1840 yılının Kasım ayında Nemesis adlı bir buharlı gemi Güney Çin’in Makao limanına ulaştı. Bu geminin geliş maksadı İngiltere’nin Çin’e afyon satma hakkını kabul ettirmek istemeseydi. Çin’in bunu kabul etmeyeceği ortadaydı. Çin bir kara gücü İngilizler ise deniz gücüydü. İngilizlerin Çin’in iç kesimlerine kara gücüyle ilerlemesi intihardan farksızdı. İngilizlerin açık denizlere uygun gemileriyle Çin’in iç kesimlerindeki en önemli bölgelerine nehirler yoluyla ulaşması da Nemesis ’in gelişine kadar mümkün olamamıştı. Nemesis ‘in gelişiyle İngilizler Yangtze Nehri’nin ağzını koruyan kaleleri topa tutarak beraberindeki diğer buharlı ve yelkenlilerin önünü açtılar. Savaş gemilerinin birleştirilmiş savaş gücü hem Çin filolarını hem de müstahkem kale ve mevzileri yıkıp geçti. Daha önce Avrupalı filoların giremediği sığ nehir kanalları boyunca ilerleyerek liman şehri Kanton’u da ele geçirdiler. 1842 yılında Çin barış anlaşması imzalamak zorunda kaldı.
“İngiltere’nin birinci Afyon Savaşı’ndaki zaferi ve buharlı gemilerin bu zaferdeki rolü, küresel güç dengesindeki bir değişimin habercisiydi. Afrika ve Afrikalılar için derin etkileri olan bir değişimdi bu.
“Çin’in Nemesis’i ( bu kelime “can düşmanı” anlamına gelmektedir!) aynı zamanda Afrika’nın da Nemesisiydi.” ( Dünya Tarihinde Afrika)
Nemesis, küresel güç dengelerinin değişmesini sağlayan etkenlere mükemmel bir örnektir.
Avrupa’da gelişen demir çelik ve gemi sanayi daha modern silahların üretimini de beraberinde getirdi.
Yıllardır Afrika’da tropik hastalıklardan büyük kayıplar veren sömürgeciler, Kinin isimli Sıtmadan koruyan ilacın da keşfedilmesiyle yağma, talan ve işgal için ellerini iyice rahatlatmış oluyorlardı.

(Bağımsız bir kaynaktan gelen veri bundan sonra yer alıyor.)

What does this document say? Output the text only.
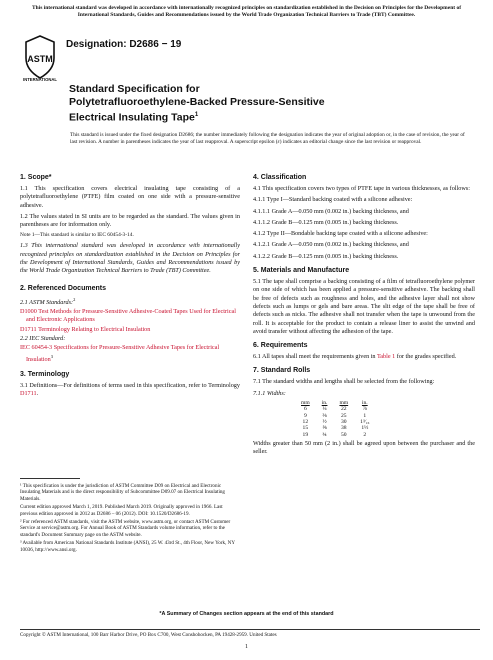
This international standard was developed in accordance with internationally recognized principles on standardization established in the Decision on Principles for the Development of International Standards, Guides and Recommendations issued by the World Trade Organization Technical Barriers to Trade (TBT) Committee.
ASTM
INTERNATIONAL
Designation: D2686 − 19
Standard Specification for
Polytetrafluoroethylene-Backed Pressure-Sensitive
Electrical Insulating Tape$^1$
This standard is issued under the fixed designation D2686; the number immediately following the designation indicates the year of original adoption or, in the case of revision, the year of last revision. A number in parentheses indicates the year of last reapproval. A superscript epsilon (ε) indicates an editorial change since the last revision or reapproval.
1. Scope*

1.1 This specification covers electrical insulating tape consisting of a polytetrafluoroethylene (PTFE) film coated on one side with a pressure-sensitive adhesive.

1.2 The values stated in SI units are to be regarded as the standard. The values given in parentheses are for information only.

Note 1—This standard is similar to IEC 60454-3-14.

1.3 This international standard was developed in accordance with internationally recognized principles on standardization established in the Decision on Principles for the Development of International Standards, Guides and Recommendations issued by the World Trade Organization Technical Barriers to Trade (TBT) Committee.

2. Referenced Documents

2.1 ASTM Standards:$^2$

D1000 Test Methods for Pressure-Sensitive Adhesive-Coated Tapes Used for Electrical and Electronic Applications

D1711 Terminology Relating to Electrical Insulation

2.2 IEC Standard:

IEC 60454-3 Specifications for Pressure-Sensitive Adhesive Tapes for Electrical Insulation$^3$

3. Terminology

3.1 Definitions—For definitions of terms used in this specification, refer to Terminology D1711.

¹ This specification is under the jurisdiction of ASTM Committee D09 on Electrical and Electronic Insulating Materials and is the direct responsibility of Subcommittee D09.07 on Electrical Insulating Materials.

Current edition approved March 1, 2019. Published March 2019. Originally approved in 1966. Last previous edition approved in 2012 as D2686 – 06 (2012). DOI: 10.1520/D2686-19.

² For referenced ASTM standards, visit the ASTM website, www.astm.org, or contact ASTM Customer Service at service@astm.org. For Annual Book of ASTM Standards volume information, refer to the standard's Document Summary page on the ASTM website.

³ Available from American National Standards Institute (ANSI), 25 W. 43rd St., 4th Floor, New York, NY 10036, http://www.ansi.org.

4. Classification

4.1 This specification covers two types of PTFE tape in various thicknesses, as follows:

4.1.1 Type I—Standard backing coated with a silicone adhesive:

4.1.1.1 Grade A—0.050 mm (0.002 in.) backing thickness, and

4.1.1.2 Grade B—0.125 mm (0.005 in.) backing thickness.

4.1.2 Type II—Bondable backing tape coated with a silicone adhesive:

4.1.2.1 Grade A—0.050 mm (0.002 in.) backing thickness, and

4.1.2.2 Grade B—0.125 mm (0.005 in.) backing thickness.

5. Materials and Manufacture

5.1 The tape shall comprise a backing consisting of a film of tetrafluoroethylene polymer on one side of which has been applied a pressure-sensitive adhesive. The backing shall be free of defects such as roughness and holes, and the adhesive layer shall not show defects such as lumps or gels and bare areas. The slit edge of the tape shall be free of defects such as nicks. The adhesive shall not transfer when the tape is unwound from the roll. It is acceptable for the product to contain a release liner to assist the unwind and avoid transfer without affecting the adhesion of the tape.

6. Requirements

6.1 All tapes shall meet the requirements given in Table 1 for the grades specified.

7. Standard Rolls

7.1 The standard widths and lengths shall be selected from the following:

7.1.1 Widths:

mm	in.	mm	in.
6	¼	22	⅞
9	⅜	25	1
12	½	30	1³⁄₁₆
15	⅝	38	1½
19	¾	50	2

Widths greater than 50 mm (2 in.) shall be agreed upon between the purchaser and the seller.

*A Summary of Changes section appears at the end of this standard
Copyright © ASTM International, 100 Barr Harbor Drive, PO Box C700, West Conshohocken, PA 19428-2959. United States
1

Nemesis gibi çelik gövdeli buharlı gemiler,Winchester gibi her türlü ıslaklıkta kullanılan, kuyruktan doldurulduğu için kullanımı daha kolay “on altı patlar” yarı otomatik silahlar ve tropikte sıtmaya karşı koruyuculuk sağlayan Kinin. Bu üçlü sömürgeciliğin maddi temelini sağlamlaştırmakla kalmadılar, sermaye birikimini hızlandırmalarıyla sanayi devrimini finans oligarşi aşamasına taşımanın etkili araçları olarak tarihe geçtiler.
SON SÖZ: Mustafa Suphi’nin Komüntern 1.Kongresinde Yaptığı Konuşma
“ Coğrafi konumu nedeniyle Asya ile Avrupa’yı birleştiren Türkiye, kapitalizmin doğrudan zulmü altında kalmış ve bu, gelecek dünya devrim hareketinde şerefli bir görev yükümlenmesini kaçınılmaz kılmıştır.
Türk proletaryasının bütün gücüyle dünya sosyalist devriminin savunusuna ve gelişimine katılacağı güvencesi içerisindeyiz.
… Ve eğer dünya devrimi proletaryanın zaferiyle taçlanırsa, efsanevi İstanbul şehrini (Komünist) Enternasyonal’in başkenti olarak öneriyoruz. Hayal ediyoruz ki, dünyanın her köşesinden, her ulusundan ve ırkından binlerce proletarya temsilcisinin toplanma zamanı gelince, bu amaç için dünyanın en geniş ve en güzel yapısını, Ayasofya’yı seçeceklerdir. Ve o zaman bu mabedde, Bizans patriklerinin olsun, Müslüman halifelerinin olsun, bütün tarih boyunca sözünü ettiklerinden daha gerçek, eşitlik ve özgürlük söylevleri verilecektir.”